102 decibels of Canuck pride quickly turned to gasps and groans as the ‘Hawks poured in three first period goals en route to a decisive 5-0 Game 5 victory over a listless and bewildered Vancouver team.

The Canucks now hold a 3-2 series advantage, but after being outscored 12-2 in the past two games – it appears the Blackhawks are back in their heads.

Not so, says goaltender Roberto Luongo.

“It’s four-out-of-seven. We’re a group that’s been through a lot. We know how to address certain things,” said Luongo post-game. “After three games you would have thought we were in their heads. Now it’s suddenly 3-2 and people suggest the opposite.”

And while Luongo is usually the first Canuck to take the heat for a meltdown, there is plenty of blame to go around.

“Everyone can do more. I can do better and each and every one of our players can do better,” Canucks Coach Alain Vigneault said.

The Canucks now suddenly face a Chicago team hell-bent on pulling off possibly the greatest upset in NHL playoff history. Only three teams – including last year’s Flyers – have come back from 3-0 down to win a series.

And with a trip back to the Madhouse for Game 6 Sunday, the prospect of a pressure-packed seventh game looms large if Vancouver cannot exorcise its demons.

“This is a mentally strong team and it has been all season long,” said Canuck defenseman Kevin Bieksa. “We have dealt with some adversity in the past and certainly this will be one of our biggest challenges. Next game we have to look ourselves in the mirror and bring our best game in Chicago.”

The Blackhawks are finally looking like the defending Stanley Cup Champions, even without star defenseman Brent Seabrook. Patrick Kane and Marian Hossa have now found the net, and defenseman Duncan Keith – who has four goals already – just seems to be warming up.
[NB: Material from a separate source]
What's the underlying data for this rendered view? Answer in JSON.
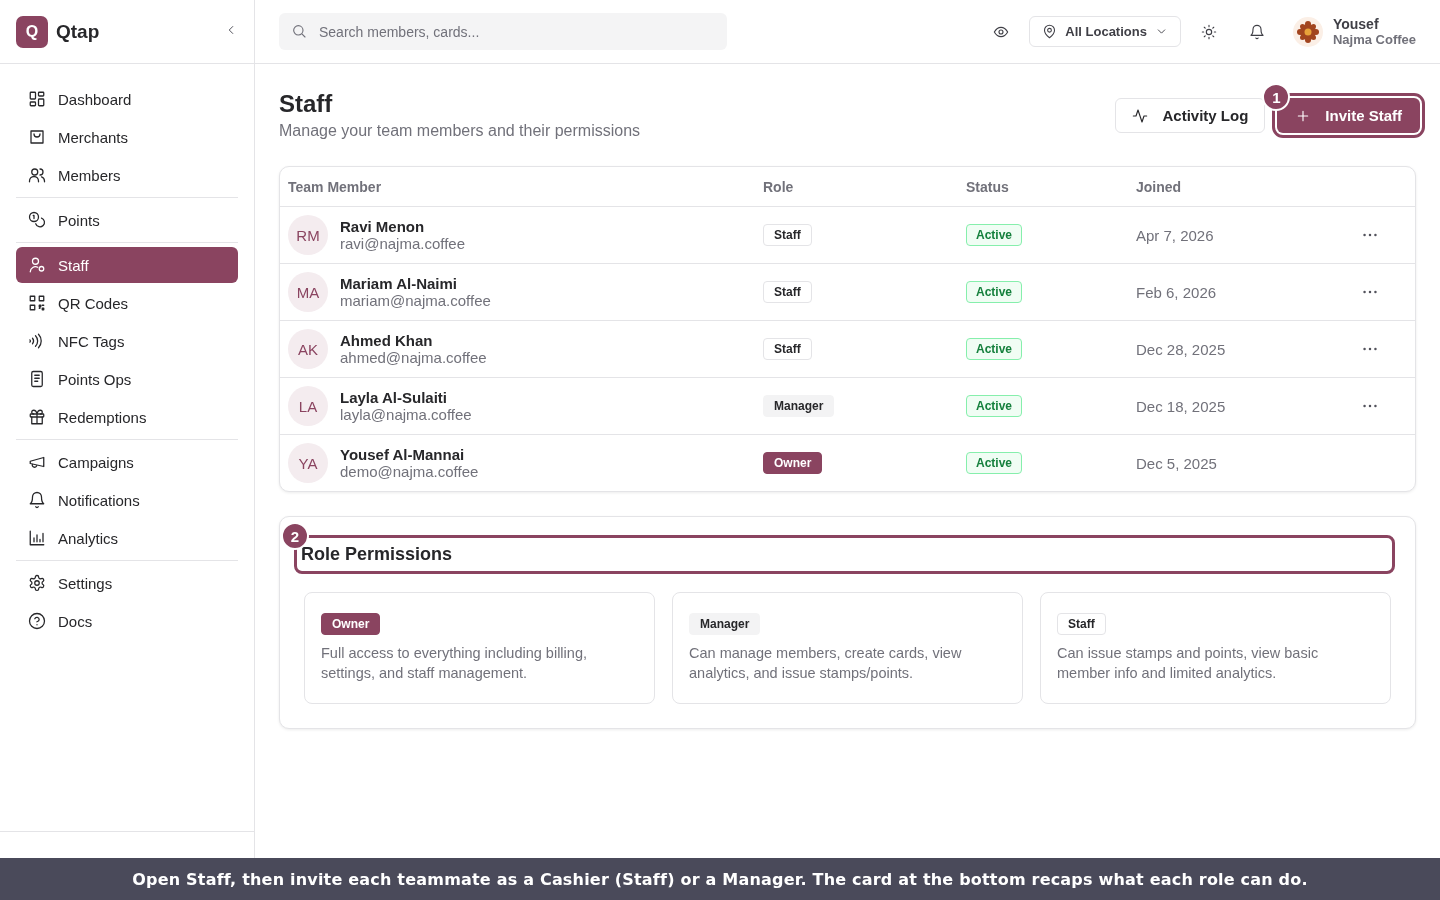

And while Vancouver now has two days to cool off and refocus, they face a defining moment in their tenure as a team.

This Canucks team – led by the Sedins, Ryan Kesler, and Luongo – can win one of the next two games and learn from the experience. Vigneault would finally out-coach Joel Quenneville and the Canucks would have battled through the kind of adversity needed to galvanize this first-place team for a long play-off run, and possibly a Stanley Cup.

Let us not consider the alternative.